12. Voor zover eiser een beroep heeft gedaan op het vertrouwensbeginsel en in dat verband verwijst naar een hem getoonde kaart van Utrecht waarop met blauwe stippen mogelijke locaties voor een coffeeshop worden aangeduid, op het gesprek dat hij heeft gehad met de vorige burgemeester en op de email van verweerder van 10 maart 2014, is de rechtbank van oordeel dat niet gebleken is van een uitdrukkelijke, ondubbelzinnige en onvoorwaardelijke toezegging van de zijde van verweerder dat eiser een vergunning zou krijgen voor zijn te exploiteren coffeeshop. Het beroep op het vertrouwensbeginsel slaagt derhalve niet.
13. Zoals hiervoor is overwogen in rechtsoverweging 9 is het bestreden besluit in strijd met artikel 7:12 onvoldoende gemotiveerd. Het besluit zal daarom worden vernietigd. Op grond van artikel 8:51a, eerste lid, van de Awb kan de rechtbank het bestuursorgaan in de gelegenheid stellen een gebrek in het bestreden besluit te herstellen of te laten herstellen. Op grond van artikel 8:80a van de Awb doet de rechtbank dan een tussenuitspraak. De rechtbank ziet aanleiding om verweerder in de gelegenheid te stellen het gebrek te herstellen.
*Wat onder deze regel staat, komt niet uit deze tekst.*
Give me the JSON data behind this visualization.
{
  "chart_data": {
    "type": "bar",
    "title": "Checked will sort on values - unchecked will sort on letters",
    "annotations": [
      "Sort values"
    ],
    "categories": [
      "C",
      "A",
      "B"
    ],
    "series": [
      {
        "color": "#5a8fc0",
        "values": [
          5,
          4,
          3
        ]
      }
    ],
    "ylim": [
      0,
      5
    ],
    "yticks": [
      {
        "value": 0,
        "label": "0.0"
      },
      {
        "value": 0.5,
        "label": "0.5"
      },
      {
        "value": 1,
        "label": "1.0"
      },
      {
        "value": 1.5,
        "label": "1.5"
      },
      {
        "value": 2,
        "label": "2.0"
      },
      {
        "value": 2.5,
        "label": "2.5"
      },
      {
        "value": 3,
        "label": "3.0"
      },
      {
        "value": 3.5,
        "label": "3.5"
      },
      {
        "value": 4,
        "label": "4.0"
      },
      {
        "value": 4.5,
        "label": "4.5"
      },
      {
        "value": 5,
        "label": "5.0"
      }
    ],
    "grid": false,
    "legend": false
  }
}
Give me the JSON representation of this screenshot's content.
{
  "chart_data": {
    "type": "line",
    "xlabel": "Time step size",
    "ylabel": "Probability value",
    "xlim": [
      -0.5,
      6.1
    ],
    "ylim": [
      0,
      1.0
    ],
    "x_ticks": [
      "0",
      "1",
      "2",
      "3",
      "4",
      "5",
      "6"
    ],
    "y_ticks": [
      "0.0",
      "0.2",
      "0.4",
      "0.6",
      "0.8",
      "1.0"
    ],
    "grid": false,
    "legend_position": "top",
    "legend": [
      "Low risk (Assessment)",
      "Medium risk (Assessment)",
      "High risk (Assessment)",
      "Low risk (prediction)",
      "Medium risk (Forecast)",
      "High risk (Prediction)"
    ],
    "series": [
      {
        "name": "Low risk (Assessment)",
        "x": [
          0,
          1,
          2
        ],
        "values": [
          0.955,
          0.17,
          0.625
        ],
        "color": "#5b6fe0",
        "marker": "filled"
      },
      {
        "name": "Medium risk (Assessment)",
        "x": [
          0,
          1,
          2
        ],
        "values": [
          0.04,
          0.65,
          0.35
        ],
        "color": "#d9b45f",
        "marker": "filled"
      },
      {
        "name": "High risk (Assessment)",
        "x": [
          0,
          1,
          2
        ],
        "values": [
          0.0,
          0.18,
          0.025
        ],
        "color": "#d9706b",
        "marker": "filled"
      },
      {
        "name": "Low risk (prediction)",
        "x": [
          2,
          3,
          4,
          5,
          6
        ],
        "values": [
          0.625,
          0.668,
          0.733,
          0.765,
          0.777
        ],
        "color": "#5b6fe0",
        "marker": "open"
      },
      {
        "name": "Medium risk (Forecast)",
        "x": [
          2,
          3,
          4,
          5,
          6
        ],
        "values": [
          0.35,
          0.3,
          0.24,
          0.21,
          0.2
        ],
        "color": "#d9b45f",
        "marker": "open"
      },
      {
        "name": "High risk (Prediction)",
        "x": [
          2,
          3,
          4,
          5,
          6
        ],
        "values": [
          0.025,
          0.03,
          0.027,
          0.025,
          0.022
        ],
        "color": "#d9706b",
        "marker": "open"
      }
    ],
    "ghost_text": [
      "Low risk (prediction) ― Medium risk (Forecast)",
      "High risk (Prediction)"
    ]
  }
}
Dat herstellen kan hetzij met een aanvullende motivering, hetzij, voor zover nodig, met een nieuwe beslissing op bezwaar, na of tegelijkertijd met intrekking van het nu bestreden besluit. De rechtbank bepaalt de termijn waarbinnen verweerder het gebrek kan herstellen op zes weken na verzending van deze tussenuitspraak.
14. Verweerder moet op grond van artikel 8:51b, eerste lid, van de Awb èn om nodeloze vertraging te voorkomen zo spoedig mogelijk, maar uiterlijk binnen twee weken, meedelen aan de rechtbank of hij gebruik maakt van de gelegenheid het gebrek te herstellen. Als verweerder gebruik maakt van die gelegenheid, zal de rechtbank eiser in de gelegenheid stellen binnen vier weken te reageren op de herstelpoging van verweerder. In beginsel, ook in de situatie dat verweerder de hersteltermijn ongebruikt laat verstrijken, zal de rechtbank zonder tweede zitting uitspraak doen op het beroep.
15.
De rechtbank houdt iedere verdere beslissing aan tot de einduitspraak op het beroep. Dat laatste betekent ook dat zij over de proceskosten en het griffierecht nu nog geen beslissing neemt.